The core story of the song was inspired by humorist Jean Shepherd, a close friend of Silverstein, who was often taunted as a child because of his feminine-sounding name.

According to Shel Silverstein’s biographer Mitch Myers, it was June Carter Cash who encouraged her husband to perform the song. Silverstein introduced it to them at what they called a “Guitar Pull,” where musicians would pass a guitar around and play their songs.

Cash recorded the song live in concert on February 24, 1969 at California’s San Quentin State Prison for his At San Quentin album. In his autobiography, Cash wrote that he had just received the song and only read over it a couple of times. It was included in that concert to try it out—he did not know the words and on the filmed recording he can be seen regularly referring to a piece of paper. Cash was surprised at how well the song went over with the audience. The rough, spontaneous performance with sparse accompaniment ultimately became one of Cash’s biggest hits. According to Cash biographer Robert Hilburn, neither the British TV crew filming the concert nor his band knew he planned to perform the song; he used a lyric sheet on stage while Perkins and the band improvised the backing on the spot. While another song, “San Quentin”, was expected to be the major new song featured in the concert and subsequent album (so much so the album includes two performances of “San Quentin”), “A Boy Named Sue” ended up being the concert’s major find.

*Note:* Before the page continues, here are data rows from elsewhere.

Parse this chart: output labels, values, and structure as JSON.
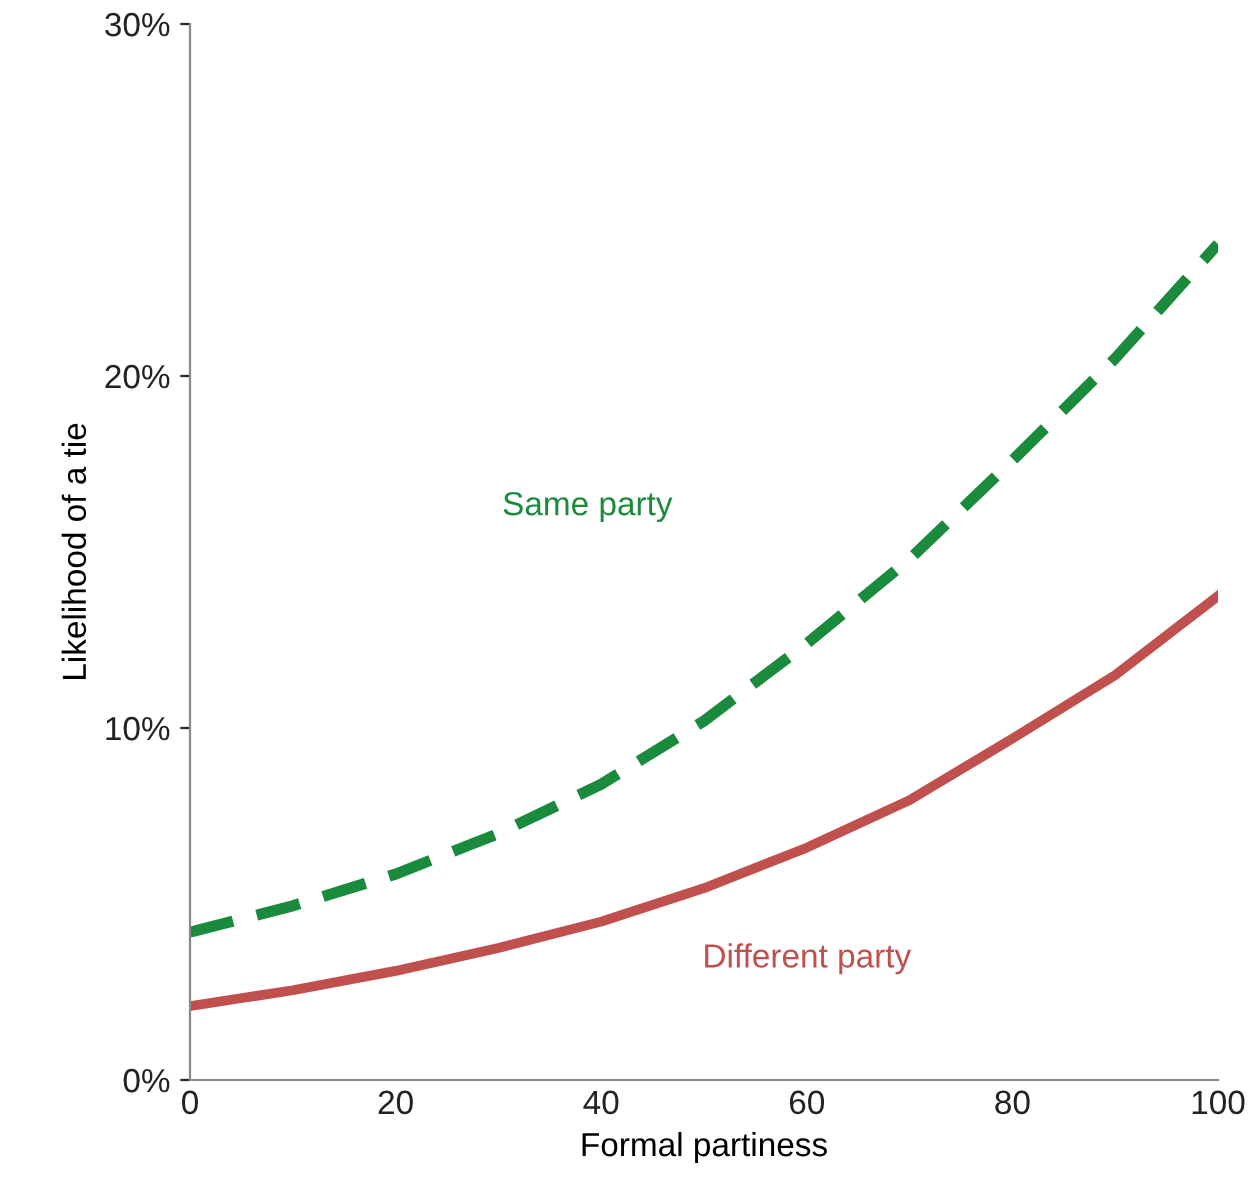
{
  "chart_data": {
    "type": "line",
    "xlabel": "Formal partiness",
    "ylabel": "Likelihood of a tie",
    "x": [
      0,
      10,
      20,
      30,
      40,
      50,
      60,
      70,
      80,
      90,
      100
    ],
    "series": [
      {
        "name": "Same party",
        "color": "#1a8a3c",
        "line_style": "dashed",
        "values": [
          4.2,
          4.95,
          5.85,
          7.0,
          8.4,
          10.2,
          12.4,
          14.8,
          17.6,
          20.5,
          23.75
        ]
      },
      {
        "name": "Different party",
        "color": "#c0504d",
        "line_style": "solid",
        "values": [
          2.1,
          2.55,
          3.1,
          3.75,
          4.5,
          5.45,
          6.6,
          7.95,
          9.7,
          11.5,
          13.75
        ]
      }
    ],
    "xlim": [
      0,
      100
    ],
    "xticks": [
      0,
      20,
      40,
      60,
      80,
      100
    ],
    "ylim": [
      0,
      30
    ],
    "yticks": [
      {
        "value": 0,
        "label": "0%"
      },
      {
        "value": 10,
        "label": "10%"
      },
      {
        "value": 20,
        "label": "20%"
      },
      {
        "value": 30,
        "label": "30%"
      }
    ],
    "grid": false,
    "legend": false,
    "marker": "none"
  }
}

According to a story at the web site Wide Open Country, everything about the performance was about as authentic as it’d get. Cash pulls of the performance as if he’d rehearsed every word. His form of talk-singing just kind of came as a natural extension of not having any melody in mind. And when you hear him chuckle, it’s an honest reaction to Silverstein’s clever writing.

I’ve always liked the song, now I REALLY like it. And I’m not alone, it earned a Grammy in 1970.

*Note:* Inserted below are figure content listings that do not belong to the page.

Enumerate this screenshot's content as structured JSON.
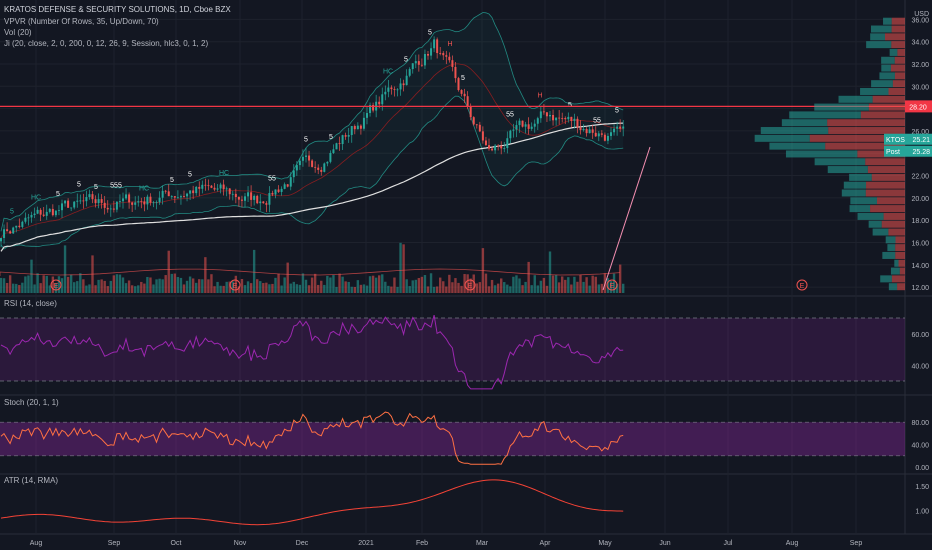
{
  "header": {
    "title": "KRATOS DEFENSE & SECURITY SOLUTIONS, 1D, Cboe BZX",
    "indicators": [
      "VPVR (Number Of Rows, 35, Up/Down, 70)",
      "Vol (20)",
      "Ji (20, close, 2, 0, 200, 0, 12, 26, 9, Session, hlc3, 0, 1, 2)"
    ]
  },
  "price_axis": {
    "currency": "USD",
    "ticks": [
      "36.00",
      "34.00",
      "32.00",
      "30.00",
      "28.00",
      "26.00",
      "24.00",
      "22.00",
      "20.00",
      "18.00",
      "16.00",
      "14.00",
      "12.00"
    ],
    "range": [
      11.2,
      37.2
    ]
  },
  "resistance": {
    "value": "28.20",
    "color": "#f23645"
  },
  "last_price": {
    "symbol": "KTOS",
    "value": "25.21",
    "post_label": "Post",
    "post_value": "25.28",
    "color": "#26a69a"
  },
  "rsi": {
    "label": "RSI (14, close)",
    "ticks": [
      "60.00",
      "40.00"
    ],
    "bands": [
      70,
      30
    ]
  },
  "stoch": {
    "label": "Stoch (20, 1, 1)",
    "ticks": [
      "80.00",
      "40.00",
      "0.00"
    ],
    "bands": [
      80,
      20
    ]
  },
  "atr": {
    "label": "ATR (14, RMA)",
    "ticks": [
      "1.50",
      "1.00"
    ]
  },
  "time_axis": [
    "Aug",
    "Sep",
    "Oct",
    "Nov",
    "Dec",
    "2021",
    "Feb",
    "Mar",
    "Apr",
    "May",
    "Jun",
    "Jul",
    "Aug",
    "Sep"
  ],
  "earnings_marker": "E",
  "colors": {
    "up": "#26a69a",
    "down": "#ef5350",
    "rsi": "#9c27b0",
    "stoch": "#ff7043",
    "atr": "#f44336",
    "sma": "#e0e0e0",
    "bg": "#131722"
  },
  "chart_data": {
    "type": "line",
    "title": "KRATOS DEFENSE & SECURITY SOLUTIONS, 1D, Cboe BZX",
    "xlabel": "",
    "ylabel": "USD",
    "ylim": [
      11.2,
      37.2
    ],
    "x": [
      "Jul",
      "Aug",
      "Sep",
      "Oct",
      "Nov",
      "Dec",
      "2021",
      "Feb",
      "Mar",
      "Apr",
      "May"
    ],
    "series": [
      {
        "name": "KTOS",
        "values": [
          17.0,
          19.0,
          19.6,
          20.8,
          19.8,
          23.5,
          28.5,
          33.8,
          24.0,
          27.5,
          25.21
        ]
      }
    ]
  }
}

So without further ado, here’s the video of Johnny performing the song at San Quentin

Hres the video (audio actually) of Shel singing the song:

and to tie the two songs together; here’s a brief video of the two of them singing an excerpt from the song, together:

So thank you again to Michael Kuch for the inspiration for this blog, and to the wonderful web that has been woven by the Internet.

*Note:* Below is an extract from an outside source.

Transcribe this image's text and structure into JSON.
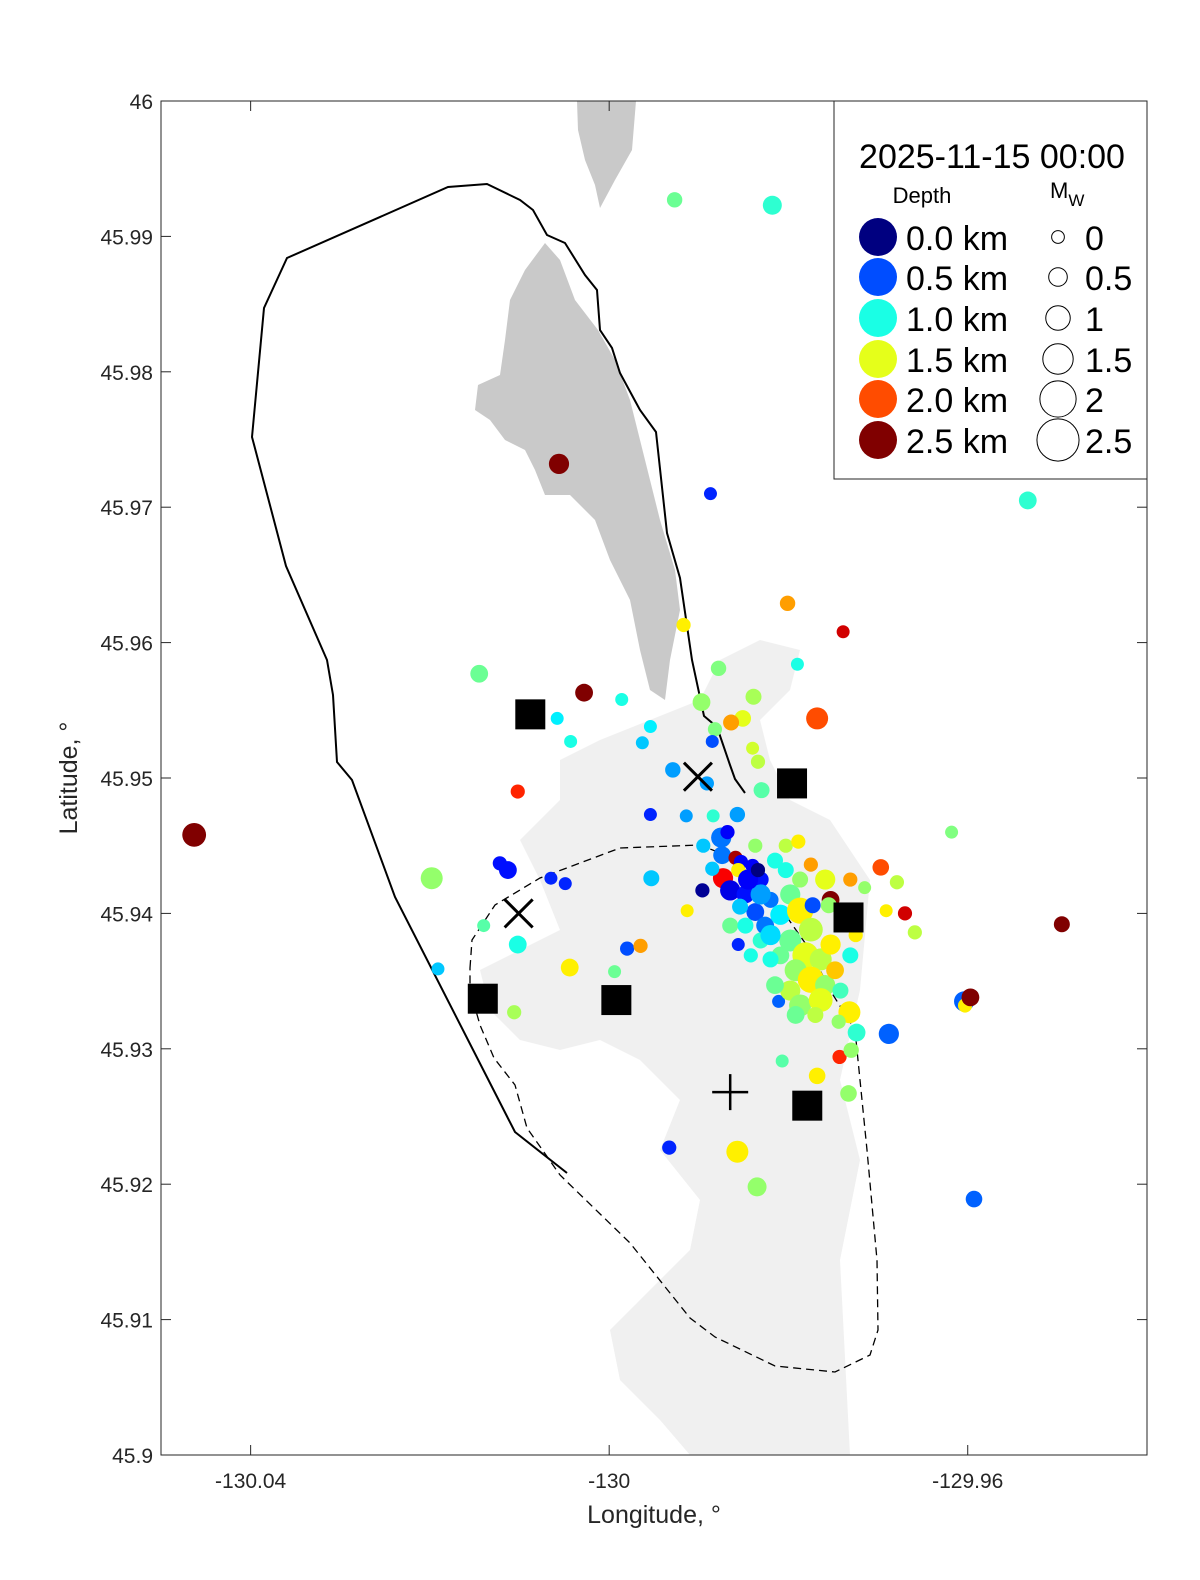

*image from Born to Listen

31 thoughts on “Music Monday: A Boy Named Shel

  1. OH wow! I love Shel Silverstein as an author and I never would have guessed he wrote that song! My husband and I love the song too. Thanks for sharing this. You have good taste in music! 🙂 (now movies…… LOL)

    Liked by 1 person

  2. This is what I come here for! This is such an informative and entertaining post, Jim! I have always been familiar with the song and its popularity, but I did not know the backstory and origin. Knowing that makes the song even more of a real gem. Well written!

    Liked by 2 people

  3. Wow, they sound pretty different. when I heard Johnny Cash sing it, I’d never imagine that a person with singer-style liks Silverstein would’ve written it.

    Liked by 1 person

  4. Funnily enough, I’ve never really liked this song, though I have a lot of JC’s albums in my library. I knew a little of the back story but you have filled in some very large gaps in my knowledge! His version of Solitary Man is the title track of his American III album – part of that great series he recorded late in life. Shel Silverstein wrote virtually all of Dr Hook’s early stuff, and his sense of humour shines through the songs. Cover of the Rolling Stone was initially banned here by the BBC, deemed as advertising and therefore not allowed. The Beeb at that time owned the listings magazine Radio Times, and the irony wasn’t lost on its own DJs, who took to playing a version they had re-recorded, with them shouting the words Radio Times during the chorus. The ban was lifted 😊

    Liked by 1 person

    1. You know your music – I just found out about the Silverstein/Dr. Hook connection yesterday. Love the story about how the song was banned for a while – three cheers to the DJs!


  5. Great story behind a classic song! Johnny Cash was one of a kind, and his wife was right on in encouraging him to sing the song. Having fathered three daughters, they should be thankful their names are not too far off of the mark. Thank you Jim for taking the time to put this post together.